Ninety one percent of overseas companies that own land titles in London are registered in secrecy jurisdictions, underlining the fact that the United Kingdom capital has become a money laundering haven, concludes a study conducted by Transparency International and Thomson Reuters.

Overseas companies own nearly 44,000 of all land titles in London. The real ownership of half of these land titles cannot not be traced, whilst “nine out of ten of these properties were bought via secrecy jurisdictions, such as those named in the Panama Papers”, the study claims. The most common jurisdictions are the British Virgin Islands, Jersey and Panama.

The UK Government is committed to introducing, by April 2018, a public register which will cover all foreign companies purchasing UK property.  That should help shed light on who owns London property. But between now and then, individuals looking to hide money in the UK may well find new avenues to remain anonymous.

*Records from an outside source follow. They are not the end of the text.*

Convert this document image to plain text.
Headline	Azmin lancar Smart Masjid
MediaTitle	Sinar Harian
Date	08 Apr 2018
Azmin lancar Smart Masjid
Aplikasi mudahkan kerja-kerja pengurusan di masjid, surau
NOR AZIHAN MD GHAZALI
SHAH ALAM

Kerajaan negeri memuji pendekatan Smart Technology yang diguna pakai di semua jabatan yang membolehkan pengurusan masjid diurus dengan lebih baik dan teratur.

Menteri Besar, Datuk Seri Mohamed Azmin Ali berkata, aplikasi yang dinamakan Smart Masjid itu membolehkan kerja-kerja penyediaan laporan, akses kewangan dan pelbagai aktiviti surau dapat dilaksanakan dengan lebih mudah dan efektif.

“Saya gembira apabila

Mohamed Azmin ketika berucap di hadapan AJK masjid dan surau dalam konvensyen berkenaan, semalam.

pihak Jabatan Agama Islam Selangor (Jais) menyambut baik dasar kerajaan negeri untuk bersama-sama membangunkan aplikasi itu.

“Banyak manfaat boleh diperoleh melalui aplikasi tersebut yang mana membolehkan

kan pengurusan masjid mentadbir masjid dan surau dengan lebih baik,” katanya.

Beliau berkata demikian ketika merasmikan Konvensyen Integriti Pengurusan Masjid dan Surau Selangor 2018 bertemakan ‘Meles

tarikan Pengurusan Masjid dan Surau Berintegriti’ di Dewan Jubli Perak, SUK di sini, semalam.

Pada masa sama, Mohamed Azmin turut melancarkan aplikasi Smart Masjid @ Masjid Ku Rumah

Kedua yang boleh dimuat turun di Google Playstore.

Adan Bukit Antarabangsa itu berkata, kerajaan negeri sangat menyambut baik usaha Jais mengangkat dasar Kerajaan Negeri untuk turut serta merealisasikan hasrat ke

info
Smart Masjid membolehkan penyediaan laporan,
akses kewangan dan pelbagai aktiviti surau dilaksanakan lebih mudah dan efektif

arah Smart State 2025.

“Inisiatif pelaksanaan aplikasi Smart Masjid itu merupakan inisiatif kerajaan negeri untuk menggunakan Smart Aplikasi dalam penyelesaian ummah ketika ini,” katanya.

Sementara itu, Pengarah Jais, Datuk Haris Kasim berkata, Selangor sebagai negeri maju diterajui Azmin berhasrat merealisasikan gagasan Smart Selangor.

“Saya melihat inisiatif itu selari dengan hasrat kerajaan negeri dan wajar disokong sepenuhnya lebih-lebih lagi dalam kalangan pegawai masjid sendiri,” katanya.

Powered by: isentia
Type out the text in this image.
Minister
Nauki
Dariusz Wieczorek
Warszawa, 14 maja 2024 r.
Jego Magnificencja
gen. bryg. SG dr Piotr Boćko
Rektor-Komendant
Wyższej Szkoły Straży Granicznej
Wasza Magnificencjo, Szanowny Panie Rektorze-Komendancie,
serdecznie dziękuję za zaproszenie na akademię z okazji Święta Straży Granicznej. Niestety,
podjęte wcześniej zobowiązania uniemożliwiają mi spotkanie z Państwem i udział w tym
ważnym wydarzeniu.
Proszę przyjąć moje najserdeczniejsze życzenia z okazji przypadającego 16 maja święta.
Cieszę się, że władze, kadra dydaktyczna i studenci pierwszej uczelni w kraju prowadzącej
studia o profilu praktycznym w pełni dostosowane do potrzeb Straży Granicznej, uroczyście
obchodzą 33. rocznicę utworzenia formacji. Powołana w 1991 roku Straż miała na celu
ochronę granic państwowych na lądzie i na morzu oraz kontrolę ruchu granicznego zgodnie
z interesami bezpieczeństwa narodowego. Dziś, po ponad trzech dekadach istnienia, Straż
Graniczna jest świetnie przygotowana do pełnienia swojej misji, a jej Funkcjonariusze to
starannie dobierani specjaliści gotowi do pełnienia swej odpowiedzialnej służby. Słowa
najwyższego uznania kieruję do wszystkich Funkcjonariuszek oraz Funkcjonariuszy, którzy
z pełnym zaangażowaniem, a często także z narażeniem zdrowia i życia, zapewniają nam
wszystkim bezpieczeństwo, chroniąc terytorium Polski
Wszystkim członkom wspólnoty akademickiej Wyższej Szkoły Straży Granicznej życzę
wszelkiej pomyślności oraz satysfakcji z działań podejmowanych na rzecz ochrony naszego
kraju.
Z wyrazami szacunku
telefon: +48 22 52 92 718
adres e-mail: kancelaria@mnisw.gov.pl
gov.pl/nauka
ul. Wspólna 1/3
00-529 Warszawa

“Despite the global scandal of the Panama Papers, London’s property market continues to be a safe haven for corrupt individuals, through anonymous ownership,” says Rachel Davies, Head of Advocacy, Transparency International UK. "Commitments made by the Government are positive, but this new research underlines the danger if the promising words don’t turn swiftly to action." 

“Londoners are right to be concerned that whilst the red carpet is rolled out for the corrupt elite, the capital is suffering from a housing crisis in which homes are becoming increasingly unaffordable. 

"It’s clear that a transparent system, based on conclusive and publicly available data, is necessary to unmask the corrupt individuals using Britain to hide their criminality,” she added. 

Commented Thomson Reuters' Risk and Supply Chain Managing Director Phil Cotter: “The analysis of data to find evidence of links to corruption is proving to be one of the 21st century’s most effective weapons against crime.

"Of course what that means is that people determined to preserve their anonymity will try ever harder to ensure they don’t leave any footprints in the data."